TPICE, président, 21 décembre 1994, n° T-295/94 R

TRIBUNAL DE PREMIERE INSTANCE DES COMMUNAUTES EUROPEENNES

Ordonnance de référé

PARTIES

Demandeur :

Buchmann (GmbH)

Défendeur :

Commission des Communautés européennes

COMPOSITION DE LA JURIDICTION

Avocat :

Me Braun

TPICE n° T-295/94 R

21 décembre 1994

LE PRÉSIDENT DU TRIBUNAL DE PREMIERE INSTANCE DES COMMUNAUTÉS EUROPÉENNES,

Faits et procédure

1 Le 13 juillet 1994, la Commission a adopté la décision 94-601-CE, relative à une procédure d'application de l'article 85 du traité CE (IV/C/33.833 - Carton, JO L 243, p. 1, ci-après "Décision"). Selon l'article 1er de la Décision, les 19 fournisseurs de carton qui y sont énumérés, dont la requérante, ont enfreint l'article 85, paragraphe 1, du traité en participant à un accord et à une pratique concertée en vertu desquels ils ont mené diverses activités contraires à la concurrence dans le Marché commun, résumées dans le même article 1er.

2 La Décision relève que ces pratiques ont été mises en œuvre dans le cadre du "groupe d'étude de produit Carton" (ci-après "GEP Carton"), réunissant un nombre important de fabricants européens de carton. Il ressort également de la Décision que, pendant la période de référence, c'est-à-dire de 1986 à 1991, le GEP Carton disposait de différents comités, dont, notamment, le "Presidents Working Group" (ci-après "PWG"), la "President Conference" et le "Joint Marketing Comittee" (ci-après "JMC"). Toujours selon la Décision, le PWG réunissait les représentants des huit principaux fabricants et prenait des décisions d'ordre général concernant le calendrier et le niveau des augmentations de prix à mettre en œuvre par les fabricants de carton. Il aurait également mis en place certains arrangements entre les participants concernant leur part respective de marché, l'objectif étant d'éviter que les initiatives concertées en matière de prix soient compromises par un excédent d'offre. Les résultats des travaux du PWG auraient été régulièrement transmis à la "President Conference", à laquelle, selon le considérant 42 de la Décision, tous les destinataires de celle-ci étaient représentées. Le JMC, au sein duquel tous les fabricants européens de carton auraient été représentés, aurait eu pour objet principal de mettre en œuvre les augmentations de prix convenues par le PWG.
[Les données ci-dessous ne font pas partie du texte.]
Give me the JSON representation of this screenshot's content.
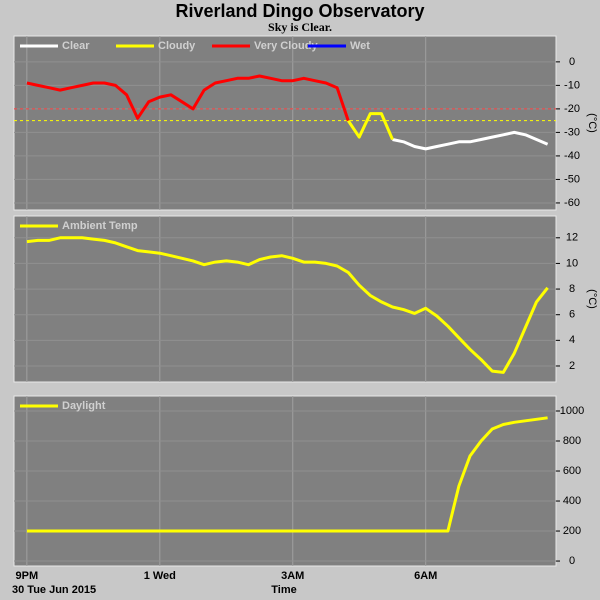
{
  "title": "Riverland Dingo Observatory",
  "subtitle": "Sky is Clear.",
  "x_axis": {
    "label": "Time",
    "date": "30 Tue Jun 2015",
    "xlim": [
      -0.29,
      11.94
    ],
    "xticks": [
      {
        "value": 0,
        "label": "9PM"
      },
      {
        "value": 3,
        "label": "1 Wed"
      },
      {
        "value": 6,
        "label": "3AM"
      },
      {
        "value": 9,
        "label": "6AM"
      }
    ]
  },
  "chart_data": [
    {
      "type": "line",
      "unit": "(°C)",
      "ylim": [
        -63,
        11
      ],
      "yticks": [
        0,
        -10,
        -20,
        -30,
        -40,
        -50,
        -60
      ],
      "grid": true,
      "thresholds": [
        {
          "value": -20,
          "color": "#ff4040"
        },
        {
          "value": -25,
          "color": "#ffff00"
        }
      ],
      "x": [
        0,
        0.25,
        0.5,
        0.75,
        1,
        1.25,
        1.5,
        1.75,
        2,
        2.25,
        2.5,
        2.75,
        3,
        3.25,
        3.5,
        3.75,
        4,
        4.25,
        4.5,
        4.75,
        5,
        5.25,
        5.5,
        5.75,
        6,
        6.25,
        6.5,
        6.75,
        7,
        7.25,
        7.5,
        7.75,
        8,
        8.25,
        8.5,
        8.75,
        9,
        9.25,
        9.5,
        9.75,
        10,
        10.25,
        10.5,
        10.75,
        11,
        11.25,
        11.5,
        11.75
      ],
      "series": [
        {
          "name": "Clear",
          "color": "#ffffff",
          "values": [
            null,
            null,
            null,
            null,
            null,
            null,
            null,
            null,
            null,
            null,
            null,
            null,
            null,
            null,
            null,
            null,
            null,
            null,
            null,
            null,
            null,
            null,
            null,
            null,
            null,
            null,
            null,
            null,
            null,
            null,
            null,
            null,
            null,
            -33,
            -34,
            -36,
            -37,
            -36,
            -35,
            -34,
            -34,
            -33,
            -32,
            -31,
            -30,
            -31,
            -33,
            -35
          ]
        },
        {
          "name": "Cloudy",
          "color": "#ffff00",
          "values": [
            null,
            null,
            null,
            null,
            null,
            null,
            null,
            null,
            null,
            null,
            null,
            null,
            null,
            null,
            null,
            null,
            null,
            null,
            null,
            null,
            null,
            null,
            null,
            null,
            null,
            null,
            null,
            null,
            null,
            -25,
            -32,
            -22,
            -22,
            -33,
            null,
            null,
            null,
            null,
            null,
            null,
            null,
            null,
            null,
            null,
            null,
            null,
            null,
            null
          ]
        },
        {
          "name": "Very Cloudy",
          "color": "#ff0000",
          "values": [
            -9,
            -10,
            -11,
            -12,
            -11,
            -10,
            -9,
            -9,
            -10,
            -14,
            -24,
            -17,
            -15,
            -14,
            -17,
            -20,
            -12,
            -9,
            -8,
            -7,
            -7,
            -6,
            -7,
            -8,
            -8,
            -7,
            -8,
            -9,
            -11,
            -25,
            null,
            null,
            null,
            null,
            null,
            null,
            null,
            null,
            null,
            null,
            null,
            null,
            null,
            null,
            null,
            null,
            null,
            null
          ]
        },
        {
          "name": "Wet",
          "color": "#0000ff",
          "values": [
            null,
            null,
            null,
            null,
            null,
            null,
            null,
            null,
            null,
            null,
            null,
            null,
            null,
            null,
            null,
            null,
            null,
            null,
            null,
            null,
            null,
            null,
            null,
            null,
            null,
            null,
            null,
            null,
            null,
            null,
            null,
            null,
            null,
            null,
            null,
            null,
            null,
            null,
            null,
            null,
            null,
            null,
            null,
            null,
            null,
            null,
            null,
            null
          ]
        }
      ]
    },
    {
      "type": "line",
      "unit": "(°C)",
      "ylim": [
        0.75,
        13.7
      ],
      "yticks": [
        2,
        4,
        6,
        8,
        10,
        12
      ],
      "grid": true,
      "x": [
        0,
        0.25,
        0.5,
        0.75,
        1,
        1.25,
        1.5,
        1.75,
        2,
        2.25,
        2.5,
        2.75,
        3,
        3.25,
        3.5,
        3.75,
        4,
        4.25,
        4.5,
        4.75,
        5,
        5.25,
        5.5,
        5.75,
        6,
        6.25,
        6.5,
        6.75,
        7,
        7.25,
        7.5,
        7.75,
        8,
        8.25,
        8.5,
        8.75,
        9,
        9.25,
        9.5,
        9.75,
        10,
        10.25,
        10.5,
        10.75,
        11,
        11.25,
        11.5,
        11.75
      ],
      "series": [
        {
          "name": "Ambient Temp",
          "color": "#ffff00",
          "values": [
            11.7,
            11.8,
            11.8,
            12,
            12,
            12,
            11.9,
            11.8,
            11.6,
            11.3,
            11,
            10.9,
            10.8,
            10.6,
            10.4,
            10.2,
            9.9,
            10.1,
            10.2,
            10.1,
            9.9,
            10.3,
            10.5,
            10.6,
            10.4,
            10.1,
            10.1,
            10,
            9.8,
            9.3,
            8.3,
            7.5,
            7,
            6.6,
            6.4,
            6.1,
            6.5,
            5.9,
            5.1,
            4.2,
            3.3,
            2.5,
            1.6,
            1.5,
            3,
            5,
            7,
            8.1
          ]
        }
      ]
    },
    {
      "type": "line",
      "ylim": [
        -33,
        1100
      ],
      "yticks": [
        0,
        200,
        400,
        600,
        800,
        1000
      ],
      "grid": true,
      "x": [
        0,
        0.25,
        0.5,
        0.75,
        1,
        1.25,
        1.5,
        1.75,
        2,
        2.25,
        2.5,
        2.75,
        3,
        3.25,
        3.5,
        3.75,
        4,
        4.25,
        4.5,
        4.75,
        5,
        5.25,
        5.5,
        5.75,
        6,
        6.25,
        6.5,
        6.75,
        7,
        7.25,
        7.5,
        7.75,
        8,
        8.25,
        8.5,
        8.75,
        9,
        9.25,
        9.5,
        9.75,
        10,
        10.25,
        10.5,
        10.75,
        11,
        11.25,
        11.5,
        11.75
      ],
      "series": [
        {
          "name": "Daylight",
          "color": "#ffff00",
          "values": [
            200,
            200,
            200,
            200,
            200,
            200,
            200,
            200,
            200,
            200,
            200,
            200,
            200,
            200,
            200,
            200,
            200,
            200,
            200,
            200,
            200,
            200,
            200,
            200,
            200,
            200,
            200,
            200,
            200,
            200,
            200,
            200,
            200,
            200,
            200,
            200,
            200,
            200,
            200,
            500,
            700,
            800,
            880,
            910,
            925,
            935,
            945,
            955
          ]
        }
      ]
    }
  ]
}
3 L'article 3 de la Décision inflige à la requérante une amende s'élevant à 2,2 millions d'écus pour les infractions constatées à l'article 1er. L'article 4 prévoit que les amendes fixées à l'article 3 sont payables en écus, dans un délai de trois mois à compter de la date de notification de la Décision.

4 Par lettre du 1er août 1994, la Commission a notifié la Décision à la requérante. Dans cette lettre, elle précisait que, si la requérante introduisait un recours devant le Tribunal, elle ne procéderait à aucune mesure de recouvrement tant que l'affaire serait pendante devant cette juridiction, pour autant que la créance produise intérêts, à partir de la date d'expiration du délai de payement, et qu'une garantie bancaire, acceptable par elle et couvrant la dette tant au principal qu'en intérêts ou majorations, soit fournie au plus tard à cette date.
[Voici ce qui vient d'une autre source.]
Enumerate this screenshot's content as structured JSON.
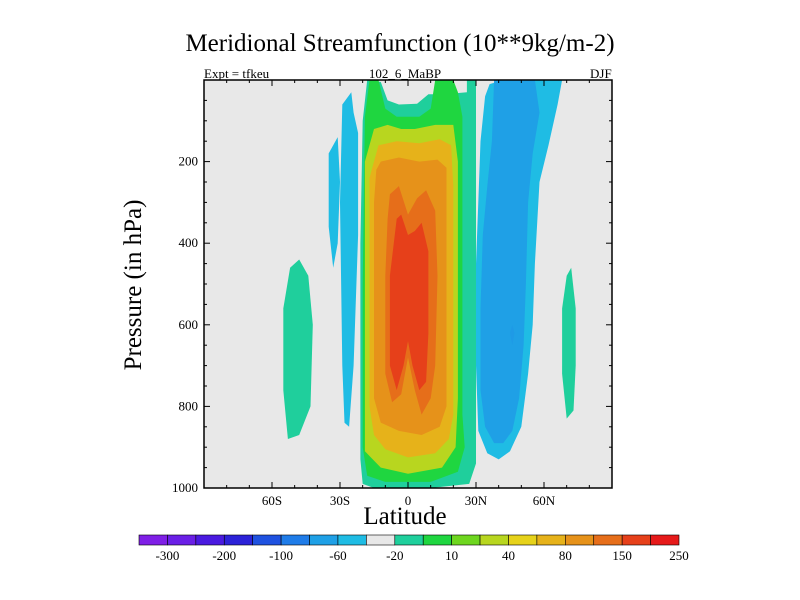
{
  "chart_data": {
    "type": "heatmap",
    "title": "Meridional Streamfunction (10**9kg/m-2)",
    "left_label": "Expt = tfkeu",
    "center_label": "102_6_MaBP",
    "right_label": "DJF",
    "xlabel": "Latitude",
    "ylabel": "Pressure (in hPa)",
    "xlim": [
      -90,
      90
    ],
    "ylim": [
      1000,
      0
    ],
    "y_inverted": true,
    "x_ticks": [
      {
        "value": -60,
        "label": "60S"
      },
      {
        "value": -30,
        "label": "30S"
      },
      {
        "value": 0,
        "label": "0"
      },
      {
        "value": 30,
        "label": "30N"
      },
      {
        "value": 60,
        "label": "60N"
      }
    ],
    "y_ticks": [
      {
        "value": 200,
        "label": "200"
      },
      {
        "value": 400,
        "label": "400"
      },
      {
        "value": 600,
        "label": "600"
      },
      {
        "value": 800,
        "label": "800"
      },
      {
        "value": 1000,
        "label": "1000"
      }
    ],
    "background_color": "#e8e8e8",
    "colorbar": {
      "colors": [
        "#7f1fe6",
        "#6a1fe6",
        "#4a1ae0",
        "#2c22d8",
        "#1f52e0",
        "#1f7ce8",
        "#1fa0e6",
        "#1fbce4",
        "#e8e8e8",
        "#1fcf9c",
        "#1fd640",
        "#6ed61f",
        "#b8d61f",
        "#e6d21a",
        "#e6b21a",
        "#e6921a",
        "#e66e1a",
        "#e6401a",
        "#e61a1a"
      ],
      "labels": [
        {
          "after_box": 1,
          "text": "-300"
        },
        {
          "after_box": 3,
          "text": "-200"
        },
        {
          "after_box": 5,
          "text": "-100"
        },
        {
          "after_box": 7,
          "text": "-60"
        },
        {
          "after_box": 9,
          "text": "-20"
        },
        {
          "after_box": 11,
          "text": "10"
        },
        {
          "after_box": 13,
          "text": "40"
        },
        {
          "after_box": 15,
          "text": "80"
        },
        {
          "after_box": 17,
          "text": "150"
        },
        {
          "after_box": 19,
          "text": "250"
        }
      ]
    },
    "contour_regions": [
      {
        "level": 10,
        "color": "#1fcf9c",
        "points": [
          [
            -48,
            440
          ],
          [
            -44,
            480
          ],
          [
            -42,
            600
          ],
          [
            -43,
            800
          ],
          [
            -48,
            870
          ],
          [
            -53,
            880
          ],
          [
            -55,
            760
          ],
          [
            -55,
            560
          ],
          [
            -52,
            460
          ]
        ]
      },
      {
        "level": 10,
        "color": "#1fcf9c",
        "points": [
          [
            72,
            460
          ],
          [
            74,
            560
          ],
          [
            74,
            700
          ],
          [
            73,
            810
          ],
          [
            70,
            830
          ],
          [
            68,
            720
          ],
          [
            68,
            560
          ],
          [
            70,
            480
          ]
        ]
      },
      {
        "level": 10,
        "color": "#1fcf9c",
        "points": [
          [
            -18,
            0
          ],
          [
            -12,
            5
          ],
          [
            -9,
            50
          ],
          [
            -4,
            60
          ],
          [
            4,
            58
          ],
          [
            9,
            35
          ],
          [
            16,
            35
          ],
          [
            26,
            30
          ],
          [
            26,
            0
          ],
          [
            30,
            0
          ],
          [
            30,
            940
          ],
          [
            27,
            990
          ],
          [
            10,
            1000
          ],
          [
            -15,
            1000
          ],
          [
            -20,
            990
          ],
          [
            -21,
            930
          ],
          [
            -21,
            400
          ],
          [
            -20,
            100
          ]
        ]
      },
      {
        "level": 40,
        "color": "#1fd640",
        "points": [
          [
            -17,
            0
          ],
          [
            -13,
            0
          ],
          [
            -10,
            70
          ],
          [
            -5,
            90
          ],
          [
            5,
            90
          ],
          [
            10,
            70
          ],
          [
            12,
            0
          ],
          [
            20,
            0
          ],
          [
            22,
            30
          ],
          [
            24,
            90
          ],
          [
            24,
            500
          ],
          [
            24,
            820
          ],
          [
            25,
            900
          ],
          [
            22,
            960
          ],
          [
            10,
            985
          ],
          [
            -10,
            985
          ],
          [
            -18,
            970
          ],
          [
            -20,
            900
          ],
          [
            -20,
            500
          ],
          [
            -19,
            90
          ]
        ]
      },
      {
        "level": 80,
        "color": "#b8d61f",
        "points": [
          [
            -15,
            120
          ],
          [
            -9,
            110
          ],
          [
            -3,
            120
          ],
          [
            3,
            120
          ],
          [
            12,
            110
          ],
          [
            20,
            110
          ],
          [
            22,
            200
          ],
          [
            22,
            780
          ],
          [
            21,
            900
          ],
          [
            15,
            950
          ],
          [
            0,
            965
          ],
          [
            -12,
            950
          ],
          [
            -19,
            910
          ],
          [
            -19,
            780
          ],
          [
            -19,
            200
          ]
        ]
      },
      {
        "level": 150,
        "color": "#e6b21a",
        "points": [
          [
            -13,
            160
          ],
          [
            -5,
            150
          ],
          [
            5,
            155
          ],
          [
            14,
            145
          ],
          [
            19,
            160
          ],
          [
            20,
            260
          ],
          [
            20,
            820
          ],
          [
            18,
            880
          ],
          [
            12,
            915
          ],
          [
            0,
            925
          ],
          [
            -10,
            905
          ],
          [
            -15,
            870
          ],
          [
            -17,
            800
          ],
          [
            -17,
            240
          ]
        ]
      },
      {
        "level": 200,
        "color": "#e6921a",
        "points": [
          [
            -12,
            200
          ],
          [
            -4,
            190
          ],
          [
            5,
            200
          ],
          [
            13,
            195
          ],
          [
            17,
            215
          ],
          [
            17,
            300
          ],
          [
            17,
            800
          ],
          [
            14,
            850
          ],
          [
            6,
            870
          ],
          [
            -4,
            860
          ],
          [
            -12,
            840
          ],
          [
            -15,
            780
          ],
          [
            -15,
            300
          ],
          [
            -14,
            220
          ]
        ]
      },
      {
        "level": 250,
        "color": "#e66e1a",
        "points": [
          [
            -8,
            280
          ],
          [
            -4,
            260
          ],
          [
            0,
            330
          ],
          [
            4,
            290
          ],
          [
            8,
            270
          ],
          [
            12,
            320
          ],
          [
            13,
            480
          ],
          [
            12,
            700
          ],
          [
            10,
            780
          ],
          [
            6,
            820
          ],
          [
            3,
            760
          ],
          [
            0,
            680
          ],
          [
            -3,
            770
          ],
          [
            -7,
            790
          ],
          [
            -10,
            720
          ],
          [
            -10,
            480
          ],
          [
            -9,
            340
          ]
        ]
      },
      {
        "level": 300,
        "color": "#e6401a",
        "points": [
          [
            -5,
            340
          ],
          [
            -3,
            330
          ],
          [
            0,
            380
          ],
          [
            3,
            370
          ],
          [
            6,
            350
          ],
          [
            9,
            420
          ],
          [
            9,
            620
          ],
          [
            8,
            740
          ],
          [
            5,
            760
          ],
          [
            2,
            700
          ],
          [
            0,
            640
          ],
          [
            -2,
            700
          ],
          [
            -5,
            760
          ],
          [
            -8,
            700
          ],
          [
            -8,
            480
          ]
        ]
      },
      {
        "level": -10,
        "color": "#1fbce4",
        "points": [
          [
            -29,
            60
          ],
          [
            -25,
            30
          ],
          [
            -24,
            80
          ],
          [
            -22,
            130
          ],
          [
            -22,
            380
          ],
          [
            -24,
            700
          ],
          [
            -26,
            850
          ],
          [
            -28,
            840
          ],
          [
            -29,
            700
          ],
          [
            -30,
            300
          ]
        ]
      },
      {
        "level": -10,
        "color": "#1fbce4",
        "points": [
          [
            -35,
            180
          ],
          [
            -31,
            140
          ],
          [
            -30,
            250
          ],
          [
            -31,
            400
          ],
          [
            -33,
            460
          ],
          [
            -35,
            360
          ]
        ]
      },
      {
        "level": -10,
        "color": "#1fbce4",
        "points": [
          [
            42,
            0
          ],
          [
            49,
            0
          ],
          [
            58,
            0
          ],
          [
            68,
            0
          ],
          [
            66,
            60
          ],
          [
            62,
            160
          ],
          [
            58,
            250
          ],
          [
            56,
            450
          ],
          [
            55,
            600
          ],
          [
            53,
            720
          ],
          [
            50,
            850
          ],
          [
            45,
            910
          ],
          [
            40,
            930
          ],
          [
            35,
            915
          ],
          [
            31,
            860
          ],
          [
            30,
            700
          ],
          [
            30,
            450
          ],
          [
            31,
            300
          ],
          [
            32,
            150
          ],
          [
            34,
            40
          ],
          [
            36,
            10
          ]
        ]
      },
      {
        "level": -20,
        "color": "#1fa0e6",
        "points": [
          [
            38,
            0
          ],
          [
            47,
            0
          ],
          [
            56,
            0
          ],
          [
            58,
            80
          ],
          [
            55,
            180
          ],
          [
            53,
            300
          ],
          [
            52,
            500
          ],
          [
            51,
            650
          ],
          [
            49,
            780
          ],
          [
            46,
            860
          ],
          [
            42,
            890
          ],
          [
            38,
            890
          ],
          [
            34,
            850
          ],
          [
            32,
            760
          ],
          [
            32,
            560
          ],
          [
            33,
            380
          ],
          [
            35,
            260
          ],
          [
            37,
            150
          ]
        ]
      },
      {
        "level": -30,
        "color": "#1f9ae6",
        "points": [
          [
            46,
            600
          ],
          [
            47,
            620
          ],
          [
            46,
            650
          ],
          [
            45,
            620
          ]
        ]
      }
    ]
  }
}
5 Par requête déposée au greffe du Tribunal le 28 septembre 1994, la requérante a introduit, en vertu de l'article 173 du traité CE, un recours visant à l'annulation de la Décision.

6 Par acte séparé déposé au greffe du Tribunal le 14 octobre 1994, la requérante a introduit, en vertu de l'article 185 du traité CE, la présente demande de sursis à l'exécution de la Décision, dans la mesure où celle-ci lui impose le payement d'une amende, et cela sans qu'elle soit tenue de constituer une garantie bancaire.

7 La Commission a présenté ses observations sur la présente demande en référé le 2 novembre 1994. Les parties ont été entendues en leurs explications orales le 25 novembre 1994.

En droit

8 En vertu des dispositions combinées des articles 185 et 186 du traité CE et de l'article 4 de la décision 88-591-CECA, CEE, Euratom du Conseil, du 24 octobre 1988, instituant un Tribunal de première instance des Communautés européennes (JO L 319, p. 1), telle que modifiée par la décision 93-350-Euratom, CECA, CEE du Conseil, du 8 juin 1993 (JO L 144, p. 21), le Tribunal peut, s'il estime que les circonstances l'exigent, ordonner le sursis à l'exécution de l'acte attaqué ou prescrire les mesures provisoires nécessaires.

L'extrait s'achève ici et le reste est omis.